Mohammed al-Halbussi, the former parliamentary speaker who cultivates an image of dynamism and leads a construction boom in his home city of Ramadi, would also be part of this coalition, along with smaller groups.
This scenario is only possible if Sadr “did not succumb to the pressure” of Hashed, said Hasan, who does not exclude “some kind of chaos or armed conflict” in the country where virtually all political actors have links to armed groups.
Despite losing seats, the Hashed is still expected to carry weight in parliament through the support of members who say they are independent, and arrangements with former prime minister Nuri al-Maliki, who held the post between 2006 and 2014.
An ally of Hashed and a figure close to Iran, Maliki won more than 30 seats.
No name has yet emerged as a replacement for Mustafa al-Kadhemi.
Sadr had claimed he was going to name the next prime minister, but the one ultimately chosen “has to be a consensus candidate,” said Lahib Higel, a senior analyst on Iraq at the International Crisis Group.
It could be Kadhemi himself.
Well connected both in Tehran and Washington, he brought forward the elections, originally scheduled for 2022, in response to the anti-government protests over endemic corruption, unemployment and failing public services.

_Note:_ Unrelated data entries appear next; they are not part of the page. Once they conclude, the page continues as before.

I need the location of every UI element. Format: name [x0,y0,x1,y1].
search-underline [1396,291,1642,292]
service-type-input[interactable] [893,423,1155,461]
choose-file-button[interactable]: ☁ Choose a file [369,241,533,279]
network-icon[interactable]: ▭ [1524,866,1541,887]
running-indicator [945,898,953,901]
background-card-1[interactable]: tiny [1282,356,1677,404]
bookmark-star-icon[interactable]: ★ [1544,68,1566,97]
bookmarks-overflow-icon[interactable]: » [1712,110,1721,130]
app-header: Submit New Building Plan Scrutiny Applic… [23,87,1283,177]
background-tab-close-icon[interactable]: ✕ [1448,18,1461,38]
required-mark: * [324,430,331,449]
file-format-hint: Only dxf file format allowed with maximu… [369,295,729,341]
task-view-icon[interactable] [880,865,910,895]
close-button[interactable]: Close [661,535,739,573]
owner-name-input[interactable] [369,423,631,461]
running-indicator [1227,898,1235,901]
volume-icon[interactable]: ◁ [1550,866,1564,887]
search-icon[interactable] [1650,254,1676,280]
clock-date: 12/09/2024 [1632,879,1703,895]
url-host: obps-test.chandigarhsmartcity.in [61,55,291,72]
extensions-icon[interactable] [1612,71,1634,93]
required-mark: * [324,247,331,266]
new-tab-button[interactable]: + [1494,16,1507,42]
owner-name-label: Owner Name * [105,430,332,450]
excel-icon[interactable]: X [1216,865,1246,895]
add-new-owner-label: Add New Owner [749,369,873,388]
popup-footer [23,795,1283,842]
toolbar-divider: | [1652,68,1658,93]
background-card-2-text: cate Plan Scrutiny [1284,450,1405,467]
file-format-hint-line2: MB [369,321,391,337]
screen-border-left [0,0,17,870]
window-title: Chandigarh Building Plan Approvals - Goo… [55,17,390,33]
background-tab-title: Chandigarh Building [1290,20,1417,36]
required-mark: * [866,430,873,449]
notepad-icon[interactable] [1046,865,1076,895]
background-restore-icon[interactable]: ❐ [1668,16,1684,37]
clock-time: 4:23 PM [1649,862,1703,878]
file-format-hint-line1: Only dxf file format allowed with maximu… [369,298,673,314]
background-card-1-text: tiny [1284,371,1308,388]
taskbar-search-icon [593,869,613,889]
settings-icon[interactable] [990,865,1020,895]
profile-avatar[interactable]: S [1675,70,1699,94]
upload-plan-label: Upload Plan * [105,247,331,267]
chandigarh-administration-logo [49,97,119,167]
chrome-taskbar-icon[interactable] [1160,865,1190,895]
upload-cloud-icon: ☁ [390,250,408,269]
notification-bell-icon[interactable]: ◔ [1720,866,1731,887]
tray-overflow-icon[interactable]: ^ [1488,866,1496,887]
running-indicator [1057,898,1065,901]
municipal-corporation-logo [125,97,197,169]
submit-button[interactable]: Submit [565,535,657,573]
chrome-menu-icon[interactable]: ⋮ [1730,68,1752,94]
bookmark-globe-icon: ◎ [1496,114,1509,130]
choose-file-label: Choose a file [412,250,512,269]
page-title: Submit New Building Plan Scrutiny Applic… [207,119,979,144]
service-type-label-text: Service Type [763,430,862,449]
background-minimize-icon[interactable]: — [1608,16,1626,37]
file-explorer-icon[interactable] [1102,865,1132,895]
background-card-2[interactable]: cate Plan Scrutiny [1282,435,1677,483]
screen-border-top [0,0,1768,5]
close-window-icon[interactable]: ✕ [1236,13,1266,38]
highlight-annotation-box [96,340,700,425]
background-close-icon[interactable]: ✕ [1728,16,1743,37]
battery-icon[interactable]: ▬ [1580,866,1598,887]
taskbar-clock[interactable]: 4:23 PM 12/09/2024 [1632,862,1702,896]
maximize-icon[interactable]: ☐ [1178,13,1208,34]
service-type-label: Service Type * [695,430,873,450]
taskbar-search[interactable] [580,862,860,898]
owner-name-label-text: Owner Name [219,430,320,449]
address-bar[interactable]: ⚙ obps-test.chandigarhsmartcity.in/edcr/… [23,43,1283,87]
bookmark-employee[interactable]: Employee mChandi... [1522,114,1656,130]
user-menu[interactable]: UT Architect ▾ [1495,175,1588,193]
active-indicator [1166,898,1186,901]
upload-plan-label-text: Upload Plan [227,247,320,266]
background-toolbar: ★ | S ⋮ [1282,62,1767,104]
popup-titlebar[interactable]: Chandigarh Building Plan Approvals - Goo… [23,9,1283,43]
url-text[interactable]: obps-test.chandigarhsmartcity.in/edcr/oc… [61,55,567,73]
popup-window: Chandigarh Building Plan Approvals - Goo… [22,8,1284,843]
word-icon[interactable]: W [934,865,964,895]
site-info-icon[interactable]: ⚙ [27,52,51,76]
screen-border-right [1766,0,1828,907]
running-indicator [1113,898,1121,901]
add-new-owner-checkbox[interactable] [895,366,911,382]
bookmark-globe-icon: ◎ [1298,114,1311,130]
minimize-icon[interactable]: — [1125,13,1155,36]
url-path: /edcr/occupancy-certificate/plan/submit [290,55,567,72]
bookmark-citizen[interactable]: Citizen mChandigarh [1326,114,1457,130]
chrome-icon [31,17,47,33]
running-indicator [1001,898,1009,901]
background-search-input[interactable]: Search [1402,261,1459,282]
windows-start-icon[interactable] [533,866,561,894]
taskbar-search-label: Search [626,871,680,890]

With no base of his own and no seat in parliament, Kadhemi could be a convenient choice “because to a certain degree you will get rid of a part of the responsibility when the face of the government is someone else,” Higel said.
The loss of seats by Fatah, which is very close to Iran, will not necessarily weaken Tehran’s role in Iraq.
“Iran has had an influence in Iraq ever since 2003,” years before the Hashed alliance first entered parliament in 2018, Higel said.
According to Hasan, Iran has three main interests in its neighbour: ending the US military presence which numbers 2,500, and making sure there are no threats coming from Iraq; supporting Hashed; and keeping the Iraqi market open to products from Iran’s crippled economy.
Hasan added that Iran “don’t see Sadr as an enemy, but they are attentive to the risk of having him dominating” the Shiite scene.